Experimental program
Comparison scheme
Effect test

Embodiment 1

[0046] (1) Raw material pretreatment: put the cleaned okra in hot water at 90°C for 5 minutes, and place it in cold water at 5°C for 1 minute;

[0047] (2) Freezing treatment: put the cooled okra into a quick freezer, and the temperature in the quick freezer is -30°C;

[0048] (3) Impregnation treatment: the okra after freezing is put into 20% maltose solution for ultrasonic-assisted vacuum impregnation for 35min, the ultrasonic power is 300W, the okra after the draining is put into a quick-freezing machine, and the temperature in the quick-freezing machine reaches-20°C;

[0049] (4) Vacuum frying: putting the okra after freezing into an oil temperature of 96°C in a low-temperature vacuum fryer and frying for 109 minutes;

[0050] (5) Deoiling: adopt a rotary centrifugal deoiler at 415 rpm, and perform centrifugal deoiling for 6 minutes to obtain the product.

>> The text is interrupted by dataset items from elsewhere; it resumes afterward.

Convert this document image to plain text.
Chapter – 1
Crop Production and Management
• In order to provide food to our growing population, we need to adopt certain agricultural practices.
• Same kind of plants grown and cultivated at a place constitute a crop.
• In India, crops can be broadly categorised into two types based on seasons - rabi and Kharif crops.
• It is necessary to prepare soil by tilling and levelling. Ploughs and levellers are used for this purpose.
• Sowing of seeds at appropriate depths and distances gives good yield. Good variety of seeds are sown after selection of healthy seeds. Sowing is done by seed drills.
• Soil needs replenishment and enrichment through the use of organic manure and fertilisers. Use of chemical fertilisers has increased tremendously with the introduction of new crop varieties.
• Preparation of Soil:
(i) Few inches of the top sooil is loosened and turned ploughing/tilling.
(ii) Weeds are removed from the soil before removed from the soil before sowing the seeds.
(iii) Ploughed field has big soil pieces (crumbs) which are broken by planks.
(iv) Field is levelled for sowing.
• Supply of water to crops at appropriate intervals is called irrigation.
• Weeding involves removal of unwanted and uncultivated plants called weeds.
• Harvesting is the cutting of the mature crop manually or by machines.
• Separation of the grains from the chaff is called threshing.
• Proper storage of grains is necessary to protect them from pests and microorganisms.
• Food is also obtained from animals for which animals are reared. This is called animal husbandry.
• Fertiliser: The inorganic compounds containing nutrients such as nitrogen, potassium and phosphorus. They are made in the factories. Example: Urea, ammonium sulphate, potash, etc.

[0051] The indexes of the prepared products are shown in Table 1.

Embodiment 2

[0053] (1) Raw material pretreatment: put the washed okra in hot water at 80°C for 10 minutes, then put it in cold water at 10°C for about 1 minute;

[0054] (2) Freezing treatment: put the cooled okra into the quick-freezing machine, and the temperature in the quick-freezing machine reaches below -20°C;

[0055] The temperature inside the medium quick freezer is -23°C.

[0056] (3) Dipping treatment: the frozen okra is put into 20% (sugar content 20°) maltose and vacuum-impregnated for 0.5 hour, the okra after the draining is put into a quick freezer, and the temperature in the quick freezer reaches -20°C;

[0057] (4) Vacuum frying: put the frozen okra into a low-temperature vacuum fryer at 76°C and fry for 30 minutes;

[0058] (5) Deoiling: adopt a 330 rpm rotary centrifugal deoiler, and centrifugally deoil for 8 minutes to obtain the product.

Embodiment 3

[0060] (1) Raw material pretreatment: put the washed okra in hot water at 95° C. for 3 minutes, and put it in cold water at 0° C. for about 2 minutes.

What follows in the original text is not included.